As the sponsors of clinical trials, pharmaceutical companies determine what gets studied and who gets to participate and, therefore, are influential partners for BIWOC women. Though we are seeing more companies talk about health disparities online, we do not see the same Twitter calls to action for greater trust from pharma-connected accounts in the breast cancer clinical trial space in the same way that patients or healthcare professionals are doing.
Pharma is making the move to increase representation of BIWOC women in breast cancer clinical trials, especially in light of new FDA guidance released on November 9. But to build trust across the full healthcare industry, companies may want to consider exploring new communications opportunities. Language and partnerships like this one from Bristol Myers Squibb provide a model for how to do better to bridge the gap in pharma conversations around trust.
Increasing trust-centered language and calls to action on social media can be productive ways for companies to acknowledge their role in improving health disparities and to show their commitment to driving change.
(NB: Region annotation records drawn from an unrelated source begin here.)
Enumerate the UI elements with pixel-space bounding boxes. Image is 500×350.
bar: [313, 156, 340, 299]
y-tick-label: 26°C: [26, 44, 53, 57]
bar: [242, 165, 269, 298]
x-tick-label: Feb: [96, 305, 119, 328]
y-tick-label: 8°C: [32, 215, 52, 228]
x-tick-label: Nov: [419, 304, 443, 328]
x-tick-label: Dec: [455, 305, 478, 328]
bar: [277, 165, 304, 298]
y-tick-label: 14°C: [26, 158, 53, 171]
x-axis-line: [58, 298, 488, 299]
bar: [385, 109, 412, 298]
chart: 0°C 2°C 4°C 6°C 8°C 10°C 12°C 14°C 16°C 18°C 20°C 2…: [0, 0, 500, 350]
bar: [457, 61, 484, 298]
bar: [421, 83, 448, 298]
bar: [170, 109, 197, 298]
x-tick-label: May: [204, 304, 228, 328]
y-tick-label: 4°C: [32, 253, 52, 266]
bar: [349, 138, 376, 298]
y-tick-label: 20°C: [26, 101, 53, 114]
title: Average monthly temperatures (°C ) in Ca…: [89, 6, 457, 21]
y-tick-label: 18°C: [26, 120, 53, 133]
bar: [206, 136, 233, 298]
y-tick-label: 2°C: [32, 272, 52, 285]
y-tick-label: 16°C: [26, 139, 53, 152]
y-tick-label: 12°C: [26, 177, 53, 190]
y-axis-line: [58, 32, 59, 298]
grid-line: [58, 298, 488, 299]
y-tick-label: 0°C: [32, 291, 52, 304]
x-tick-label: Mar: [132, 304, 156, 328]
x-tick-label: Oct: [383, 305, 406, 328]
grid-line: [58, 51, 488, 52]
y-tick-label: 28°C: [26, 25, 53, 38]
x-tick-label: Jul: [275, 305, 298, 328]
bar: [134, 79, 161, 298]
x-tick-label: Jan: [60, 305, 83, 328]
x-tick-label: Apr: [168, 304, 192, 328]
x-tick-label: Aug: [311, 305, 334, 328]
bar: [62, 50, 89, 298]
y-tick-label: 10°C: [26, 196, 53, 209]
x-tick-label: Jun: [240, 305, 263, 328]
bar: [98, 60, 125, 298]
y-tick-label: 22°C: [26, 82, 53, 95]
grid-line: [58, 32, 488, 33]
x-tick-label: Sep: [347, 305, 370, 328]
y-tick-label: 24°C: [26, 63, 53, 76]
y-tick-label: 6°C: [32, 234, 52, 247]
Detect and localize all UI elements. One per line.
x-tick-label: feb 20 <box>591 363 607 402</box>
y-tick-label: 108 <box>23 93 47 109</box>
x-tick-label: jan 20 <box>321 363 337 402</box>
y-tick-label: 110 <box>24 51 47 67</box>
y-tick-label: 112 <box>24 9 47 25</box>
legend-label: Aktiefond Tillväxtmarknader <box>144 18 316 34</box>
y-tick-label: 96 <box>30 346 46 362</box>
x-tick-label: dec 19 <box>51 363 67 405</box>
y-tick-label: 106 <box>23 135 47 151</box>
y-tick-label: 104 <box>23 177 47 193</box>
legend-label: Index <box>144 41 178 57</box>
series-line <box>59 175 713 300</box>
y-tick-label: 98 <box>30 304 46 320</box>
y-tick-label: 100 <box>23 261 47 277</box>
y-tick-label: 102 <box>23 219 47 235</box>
Action Beyond Breast Cancer Awareness Month
From patient advocates to advocacy groups to oncologists, the insights shared online during Breast Cancer Awareness Month are increasing awareness of the factors contributing to disparities in clinical research. These conversations highlight how people can use their platforms – whether Twitter, a hospital room, or board meeting – to partner in rebuilding trust to help change the clinical trial narrative for BIWOC women affected by breast cancer.
Building trust where broken trust is ingrained into the cultural fabric requires purposeful work. Listening and learning from those so long underserved should translate to action toward clinical research practices that reduce barriers to potentially lifesaving care for all.
Our partnership with For the Breast of Us, a company that is doing the work to build trust and highlight breast cancer patient voices, ensures that patient perspectives stay at the forefront of conversations and solutions. It is our privilege to partner and help amplify patient voices and find solutions to the clinical research issues that really matter to BIWOC communities affected by breast cancer.